Saturday, April 10, 2010
The image above shows the output of the Linux "top" command. Each row in the table corresponds to a process and the values in the row indicate how much of the system resources (memory and CPU) are consumed by the process. Sorting the table quickly identifies the top consumers of system resources.
Identifying "top" processes is a staple of system management and most operating systems have a tool that displays a sorted table of processes (e.g. Unix top, Windows Task Manager, OS X Activity Monitor).
When managing a data center full of servers, a top servers tool provides similar benefits, rapidly identifying servers with performance problems.
In the top servers table shown above, each row corresponds to a server in the data center. Sorting the table by server load quickly finds the most heavily loaded servers.
The challenge in constructing a data center wide top servers table is finding a scalable way to collect performance metrics from all the servers in the data center so that the metrics can be combined and sorted in a single table.
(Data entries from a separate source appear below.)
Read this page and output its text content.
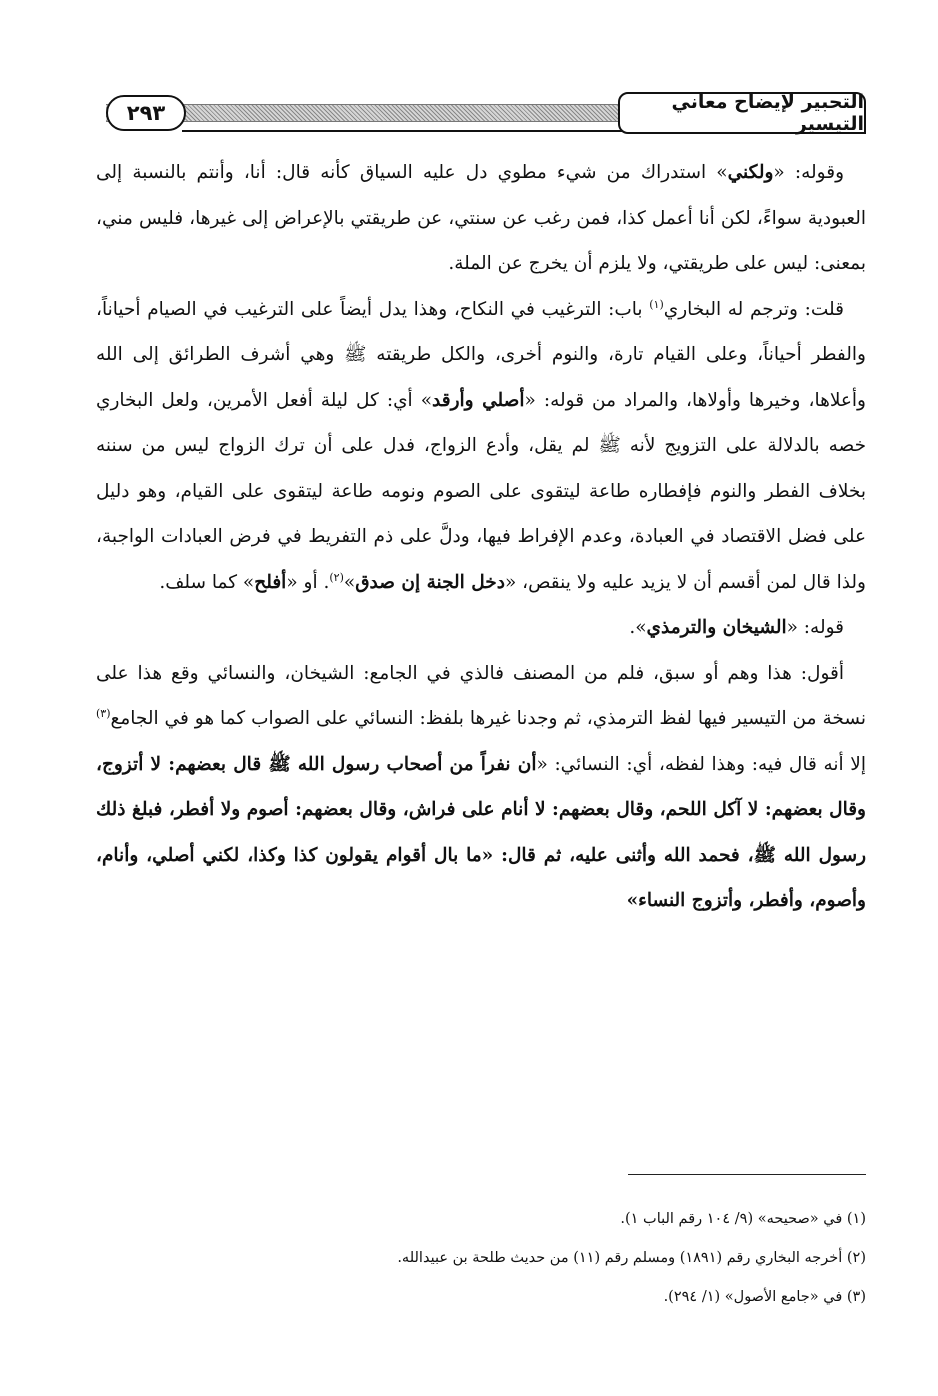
٢٩٣	التحبير لإيضاح معاني التيسير

وقوله: «ولكني» استدراك من شيء مطوي دل عليه السياق كأنه قال: أنا، وأنتم بالنسبة إلى العبودية سواءً، لكن أنا أعمل كذا، فمن رغب عن سنتي، عن طريقتي بالإعراض إلى غيرها، فليس مني، بمعنى: ليس على طريقتي، ولا يلزم أن يخرج عن الملة.

قلت: وترجم له البخاري$^{(١)}$ باب: الترغيب في النكاح، وهذا يدل أيضاً على الترغيب في الصيام أحياناً، والفطر أحياناً، وعلى القيام تارة، والنوم أخرى، والكل طريقته ﷺ وهي أشرف الطرائق إلى الله وأعلاها، وخيرها وأولاها، والمراد من قوله: «أصلي وأرقد» أي: كل ليلة أفعل الأمرين، ولعل البخاري خصه بالدلالة على التزويج لأنه ﷺ لم يقل، وأدع الزواج، فدل على أن ترك الزواج ليس من سننه بخلاف الفطر والنوم فإفطاره طاعة ليتقوى على الصوم ونومه طاعة ليتقوى على القيام، وهو دليل على فضل الاقتصاد في العبادة، وعدم الإفراط فيها، ودلَّ على ذم التفريط في فرض العبادات الواجبة، ولذا قال لمن أقسم أن لا يزيد عليه ولا ينقص، «دخل الجنة إن صدق»$^{(٢)}$. أو «أفلح» كما سلف.

قوله: «الشيخان والترمذي».

أقول: هذا وهم أو سبق، فلم من المصنف فالذي في الجامع: الشيخان، والنسائي وقع هذا على نسخة من التيسير فيها لفظ الترمذي، ثم وجدنا غيرها بلفظ: النسائي على الصواب كما هو في الجامع$^{(٣)}$ إلا أنه قال فيه: وهذا لفظه، أي: النسائي: «أن نفراً من أصحاب رسول الله ﷺ قال بعضهم: لا أتزوج، وقال بعضهم: لا آكل اللحم، وقال بعضهم: لا أنام على فراش، وقال بعضهم: أصوم ولا أفطر، فبلغ ذلك رسول الله ﷺ، فحمد الله وأثنى عليه، ثم قال: «ما بال أقوام يقولون كذا وكذا، لكني أصلي، وأنام، وأصوم، وأفطر، وأتزوج النساء»

(١) في «صحيحه» (٩/ ١٠٤ رقم الباب ١).

(٢) أخرجه البخاري رقم (١٨٩١) ومسلم رقم (١١) من حديث طلحة بن عبيدالله.

(٣) في «جامع الأصول» (١/ ٢٩٤).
The screen capture shows actual data collected from over 1,000 servers. A Host sFlow agent was installed on each server. The agent is an open source implementation of the Host sFlow standard currently being developed at sFlow.org. The agent requires minimal server resource, only 50K of memory and negligible CPU. The combined network traffic from all 1,000+ Host sFlow agents is a little over 100K bits per second.
The Host sFlow agents provide the sFlow analyzer with a real-time view of the load on all the servers in the data center, making it possible to construct the data center wide top servers table.
Host sFlow combined with sFlow monitoring built into the network switches (see Hybrid server monitoring) provides a complete picture of the performance of each server in the data center. The traffic visibility from the switches provides context for a server's performance metrics, identifying the clients making use of its services and the back end resources that it depends on.